Hardware failure won't stop me

Posted on February 22, 2016 · 1 min read · tagged with: #continuity


Recently I’ve been hit by my laptop failure. I use it mostly for work related programming but it’s my general computer as well. It took me 2 hours to go back to fully functional state with an older but still powerful desktop. It’s not that bad, is it.

Too long

The main idea behind me being able to go on are services that I/my company use. And I don’t mean some fancy backup plans. That would take much more time. I mean services like:

  • GitHub (for your code),
  • a password manage r,
  • a synchronized profile in my browser (I still tend to use a separate profile for my work and a separate for private purposes)
  • a browser enabled communicator like Slack
  • a browser enabled video call app like Zoom

The major part of the mentioned 2 hours was spent on installing VS 2015 + Resharper (I have a really terrible WiFi card in my PC). That would be all.

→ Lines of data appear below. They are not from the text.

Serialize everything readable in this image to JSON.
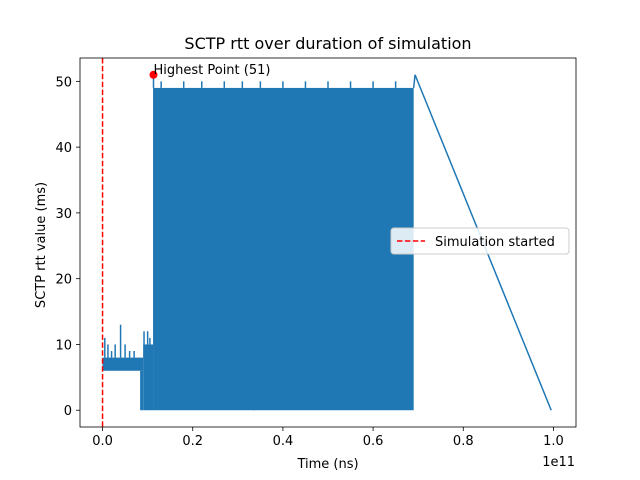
{
  "chart_data": {
    "type": "line",
    "title": "SCTP rtt over duration of simulation",
    "xlabel": "Time (ns)",
    "ylabel": "SCTP rtt value (ms)",
    "x_offset_label": "1e11",
    "xlim": [
      -0.05,
      1.05
    ],
    "ylim": [
      -2.55,
      53.55
    ],
    "x_ticks": [
      0.0,
      0.2,
      0.4,
      0.6,
      0.8,
      1.0
    ],
    "x_tick_labels": [
      "0.0",
      "0.2",
      "0.4",
      "0.6",
      "0.8",
      "1.0"
    ],
    "y_ticks": [
      0,
      10,
      20,
      30,
      40,
      50
    ],
    "y_tick_labels": [
      "0",
      "10",
      "20",
      "30",
      "40",
      "50"
    ],
    "grid": false,
    "legend_position": "center-right",
    "series": [
      {
        "color": "#1f77b4",
        "segments": [
          {
            "x_start": 0.0,
            "x_end": 0.09,
            "band_low": 6,
            "band_high": 8,
            "spikes": [
              [
                0.005,
                11
              ],
              [
                0.012,
                10
              ],
              [
                0.02,
                9
              ],
              [
                0.028,
                10
              ],
              [
                0.04,
                13
              ],
              [
                0.05,
                10
              ],
              [
                0.06,
                9
              ],
              [
                0.07,
                9
              ],
              [
                0.082,
                8
              ],
              [
                0.085,
                0
              ],
              [
                0.088,
                0
              ]
            ]
          },
          {
            "x_start": 0.09,
            "x_end": 0.112,
            "band_low": 0,
            "band_high": 10,
            "spikes": [
              [
                0.092,
                12
              ],
              [
                0.1,
                12
              ],
              [
                0.105,
                11
              ],
              [
                0.108,
                0
              ]
            ]
          },
          {
            "x_start": 0.112,
            "x_end": 0.69,
            "band_low": 0,
            "band_high": 49,
            "spikes": [
              [
                0.113,
                51
              ],
              [
                0.13,
                50
              ],
              [
                0.18,
                50
              ],
              [
                0.22,
                50
              ],
              [
                0.27,
                50
              ],
              [
                0.31,
                50
              ],
              [
                0.35,
                50
              ],
              [
                0.4,
                50
              ],
              [
                0.45,
                50
              ],
              [
                0.5,
                50
              ],
              [
                0.55,
                50
              ],
              [
                0.6,
                50
              ],
              [
                0.65,
                50
              ],
              [
                0.335,
                2
              ]
            ]
          }
        ],
        "tail": [
          [
            0.69,
            49
          ],
          [
            0.693,
            51
          ],
          [
            0.995,
            0
          ]
        ]
      }
    ],
    "annotations": [
      {
        "label": "Highest Point (51)",
        "x": 0.113,
        "y": 51,
        "marker_color": "#ff0000"
      }
    ],
    "vline": {
      "x": 0.0,
      "color": "#ff0000",
      "style": "dashed",
      "label": "Simulation started"
    }
  }
}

Now, it’s time for you to answer the following question: how fast as an employee and as a private person can you be back after a hardware failure?


Recovery process comes more and more easy as many of the things are synchronized with external services - microsoft account, mail account, remote repositories, cloud services etc. Nowadays we don't really need fat SSD/HDD drives but fast internet connection. The problem is people are sharing their privacy and are vulnerable to lack of internet connection. If Github gets out of service with no data recovery possibility it's gonna be catastrophy :)

by karolpawlowski1990 at 2016-02-22 22:42:32 +0000

How often does total hardware failure occurs vs the time it would take to make it shorter ?

It's a calculation of probability and risk.

In 10 years at work, I've had total hardware failure occuring once, I know I'm a single data point, but the most important source of failure has been had drives, RAID usually fixes that.

by guibec at 2016-02-23 03:36:49 +0000

Aiming at the short recovery very often covers a fast introduction process for new hires in your company and lets your IT proceed more smoothly.

by scooletz at 2016-02-23 06:49:33 +0000

Do you have your own database engine(s) in the cloud or keep it locally? What about other software, do you keep it into separate VMs?

by Sławomir Bryś (@slawomirbrys) at 2016-02-22 09:07:13 +0000

My db engine? You mean a preconfigured instance? I use cloud services (for Azure Storage) or a setup where db can be easily initialized to the given state.

by scooletz at 2016-02-22 09:11:24 +0000

IMHO it doesn't matter whether it is your private or company machine - if your process is correct(VMs, machine/DB snapshots, proper migrations, versioned code), recovering from a hardware failure should be easy.

The problem is when you do not own your dev machine...

by Kamil Mrzygłód (@Kamil_Mrzyglod) at 2016-02-22 20:33:29 +0000

Hey, prepare it correctly and it is freaking easy to spawn multiple VMs just to test something. Dev machines/QA machines/Build machines/Env machines - just do it?